30 June 2013

The Œuvre of Edward Hopper: Day 30


I came to Edward Hopper's work in college, when I was working on an honour's project about the disappearance of my great-great grandfather in the fifties. John Omerza, it was said, disappeared from Ely, Minnesota without a trace, a whole series of rumours following after him. I knew the version of the story in which he drown in quick sand in the wilderness of the boundary waters where Ely is sat, on the edge of the American frontier.

Hopper's eye is drawn to people looking out of windows. I love how you can always see the sun in a Hopper painting, even though it is not in the frame.

I deliberately chose a few of the paintings I dislike of Hopper's (see Day 7 and Day 12); ones in which his people are embarrassingly bad. I understand the point: the figure as an idea. But I don't see the idea, not like I see the ideas in Rothko. I just see a mannequin.
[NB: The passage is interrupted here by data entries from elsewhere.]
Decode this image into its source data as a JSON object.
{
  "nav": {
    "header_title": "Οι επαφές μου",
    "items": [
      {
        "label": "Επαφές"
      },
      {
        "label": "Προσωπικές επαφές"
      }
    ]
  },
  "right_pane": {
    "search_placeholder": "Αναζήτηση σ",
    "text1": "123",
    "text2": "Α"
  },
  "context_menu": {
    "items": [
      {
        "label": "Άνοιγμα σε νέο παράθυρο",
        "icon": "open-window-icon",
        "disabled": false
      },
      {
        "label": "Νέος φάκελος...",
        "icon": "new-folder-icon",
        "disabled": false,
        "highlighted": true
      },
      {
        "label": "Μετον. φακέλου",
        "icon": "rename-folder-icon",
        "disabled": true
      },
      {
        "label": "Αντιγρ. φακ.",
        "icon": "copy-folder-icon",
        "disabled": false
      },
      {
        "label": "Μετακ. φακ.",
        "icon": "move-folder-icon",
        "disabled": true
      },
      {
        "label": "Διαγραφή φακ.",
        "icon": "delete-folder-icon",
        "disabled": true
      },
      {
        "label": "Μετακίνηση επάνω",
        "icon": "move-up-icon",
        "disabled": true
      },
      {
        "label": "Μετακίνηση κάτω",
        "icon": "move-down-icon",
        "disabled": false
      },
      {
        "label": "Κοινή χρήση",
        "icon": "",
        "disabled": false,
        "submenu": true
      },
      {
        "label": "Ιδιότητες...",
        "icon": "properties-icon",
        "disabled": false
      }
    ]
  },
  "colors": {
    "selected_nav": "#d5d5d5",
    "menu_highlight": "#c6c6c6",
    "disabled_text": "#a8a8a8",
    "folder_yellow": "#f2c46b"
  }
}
I also didn't choose Hopper's most famous painting, the one I have seen the most in person at the Art Institute in Chicago with Bacon, and that Gustave Caillebotte painting that Heather and I sat in front of in the Summer of 1999. We were there with my parents and sister, I remember: I have a picture pasted in a journal from the day. These others I don't remember seeing in person, but there must have been one or two I have seen along the way, in New York or London.

Hopper, in my mind, is a great artist, but not all of his art is great. I hope this month has made that point clearly.